Le code bruxellois de l’aménagement du territoire subit sa 19e réforme depuis sa création en 2004. Sous couvert d’une volonté affichée de simplification des procédures, le texte est profondément remanié dans quasi tout ses aspects. Le lecteur attentif remarquera une constante dans les intentions : à part un allongement de la période d’enquête publique en matière de permis d’urbanisme qui passe à 30 jours — ce n’est cependant que le résultat d’une transposition d’une directive européenne —, le gouvernement a très clairement décidé de faciliter la vie des promoteurs privés comme publics.
Impossible d’énumérer tous les aspects de la réforme imaginée par le gouvernement, nous en épinglerons deux particulièrement exemplatifs des intentions de l’Exécutif.
Si le projet est voté, les schémas directeurs pourront désormais avoir une valeur légale contraignante, tout en dérogeant aux plans supérieurs comme le Plan Régional de Développement Durable ou le Plan Régional d’Affectation du Sol, et ceci à la discrétion exclusive du gouvernement. Pire, le gouvernement pourra même décider de supprimer une éventuelle étude rapport d’incidences s’il considère qu’elle il n’est pas nécessaire, pour autant qu’il reçoive l’approbation de l’administration régionale (par définition à ses ordres) et de la Commission Régionale de Développement (CRD), elle-même soumise à une réforme qui l’assujettira davantage aux désirs de l’Exécutif.

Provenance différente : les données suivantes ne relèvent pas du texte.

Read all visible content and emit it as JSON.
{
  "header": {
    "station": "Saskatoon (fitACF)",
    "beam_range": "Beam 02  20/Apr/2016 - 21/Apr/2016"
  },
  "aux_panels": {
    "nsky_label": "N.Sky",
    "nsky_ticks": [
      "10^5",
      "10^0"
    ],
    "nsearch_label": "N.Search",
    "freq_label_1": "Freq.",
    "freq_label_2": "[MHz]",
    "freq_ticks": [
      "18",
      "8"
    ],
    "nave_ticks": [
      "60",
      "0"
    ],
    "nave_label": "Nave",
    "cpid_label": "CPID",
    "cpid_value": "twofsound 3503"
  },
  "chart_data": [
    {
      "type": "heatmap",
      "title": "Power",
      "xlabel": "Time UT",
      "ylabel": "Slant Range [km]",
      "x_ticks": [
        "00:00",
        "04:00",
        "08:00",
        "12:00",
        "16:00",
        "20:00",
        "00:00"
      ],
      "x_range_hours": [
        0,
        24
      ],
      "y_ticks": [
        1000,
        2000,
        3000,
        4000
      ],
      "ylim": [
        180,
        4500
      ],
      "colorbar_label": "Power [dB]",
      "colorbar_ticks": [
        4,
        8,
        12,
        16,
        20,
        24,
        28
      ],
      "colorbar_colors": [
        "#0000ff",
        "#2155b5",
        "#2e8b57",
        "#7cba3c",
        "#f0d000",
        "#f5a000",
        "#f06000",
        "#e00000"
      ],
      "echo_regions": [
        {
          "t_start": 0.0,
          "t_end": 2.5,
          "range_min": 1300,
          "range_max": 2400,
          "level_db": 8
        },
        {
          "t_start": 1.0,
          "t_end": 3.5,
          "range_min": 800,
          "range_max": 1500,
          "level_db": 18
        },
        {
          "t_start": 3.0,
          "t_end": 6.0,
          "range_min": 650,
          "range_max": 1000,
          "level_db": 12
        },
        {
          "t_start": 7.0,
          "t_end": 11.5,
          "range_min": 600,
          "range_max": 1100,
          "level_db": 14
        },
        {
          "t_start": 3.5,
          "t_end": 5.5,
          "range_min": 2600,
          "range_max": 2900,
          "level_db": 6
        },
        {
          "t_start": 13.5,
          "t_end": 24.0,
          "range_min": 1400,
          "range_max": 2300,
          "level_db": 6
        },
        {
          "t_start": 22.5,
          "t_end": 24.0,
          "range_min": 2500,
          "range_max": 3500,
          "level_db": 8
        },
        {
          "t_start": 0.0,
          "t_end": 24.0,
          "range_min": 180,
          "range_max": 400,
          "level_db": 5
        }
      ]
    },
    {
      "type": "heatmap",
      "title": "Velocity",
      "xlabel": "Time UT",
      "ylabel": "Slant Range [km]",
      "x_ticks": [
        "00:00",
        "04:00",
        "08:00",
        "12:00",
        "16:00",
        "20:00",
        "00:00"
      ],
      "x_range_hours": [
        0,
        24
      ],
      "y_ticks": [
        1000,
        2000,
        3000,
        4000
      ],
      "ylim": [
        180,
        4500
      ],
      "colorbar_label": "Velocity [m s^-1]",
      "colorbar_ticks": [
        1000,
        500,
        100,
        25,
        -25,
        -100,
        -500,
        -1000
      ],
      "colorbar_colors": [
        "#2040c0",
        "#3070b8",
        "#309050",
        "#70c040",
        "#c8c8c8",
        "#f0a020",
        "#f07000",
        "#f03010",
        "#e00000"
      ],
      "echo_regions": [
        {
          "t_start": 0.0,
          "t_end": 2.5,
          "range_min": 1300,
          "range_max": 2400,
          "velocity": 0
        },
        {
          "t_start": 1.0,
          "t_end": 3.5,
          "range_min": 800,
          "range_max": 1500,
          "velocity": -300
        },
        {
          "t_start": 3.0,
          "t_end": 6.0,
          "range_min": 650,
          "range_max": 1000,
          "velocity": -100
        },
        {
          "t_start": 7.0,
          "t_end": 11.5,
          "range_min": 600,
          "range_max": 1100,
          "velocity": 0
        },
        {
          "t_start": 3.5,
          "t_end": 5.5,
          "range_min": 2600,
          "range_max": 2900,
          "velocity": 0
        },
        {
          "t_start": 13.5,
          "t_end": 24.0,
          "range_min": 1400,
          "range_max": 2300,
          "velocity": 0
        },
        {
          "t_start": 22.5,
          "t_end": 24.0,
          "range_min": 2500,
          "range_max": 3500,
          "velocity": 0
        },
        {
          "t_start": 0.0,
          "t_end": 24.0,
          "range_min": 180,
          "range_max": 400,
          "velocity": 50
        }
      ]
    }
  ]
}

Jusqu’ici en effet, la Commission Régionale de Développement est un conseil d’avis composé diversement de représentants de la société civile organisée. Il est en charge de donner son avis sur tout texte, réforme ou plan ayant une incidence notable sur le développement de la Région. Mais, sous prétexte qu’elle est déjà présente dans d’autres conseils d’avis (qui n’ont pourtant pas le même objet, aussi large et transversal), la société civile organisée n’y serait dorénavant plus représentée. Exit donc les débats pluralistes de la CRD sur le futur projet de Ville (le dernier PRD date de 2002) ainsi que sur toutes les propositions futures de l’exécutif en matière de plannification du territoire ! Cette "simplification" consisterait alors surtout à réduire les possibilités des citoyens bruxellois à prendre part à l’élaboration du projet urbain !
Avec cette nouvelle réforme, le gouvernement et singulièrement le Ministre-Président, exerçant sa tutelle sur l’aménagement du territoire mais aussi sur le bureau bruxellois de planification et sur la société d’aménagement urbain, mène à bien son projet de concentrer à l’extrême son pouvoir au détriment du Parlement, des administrations, de la société civile organisée et de ses habitants, sans même devoir proposer un projet pour la Région. Cette réforme démontre le peu de cas que fait le gouvernement de cette nécessité pourtant admise par tous les défenseurs de la démocratie de créer les conditions d’un dialogue sur l’avenir de la Région avec les habitants. Le gouvernement se contente du business as usual : « par votre vote, vous nous avez donné votre confiance, merci et rendez-vous dans 5 ans ! », au risque, de creuser encore plus le fossé qui le sépare de la vie (ou l’avis) de ses électeurs.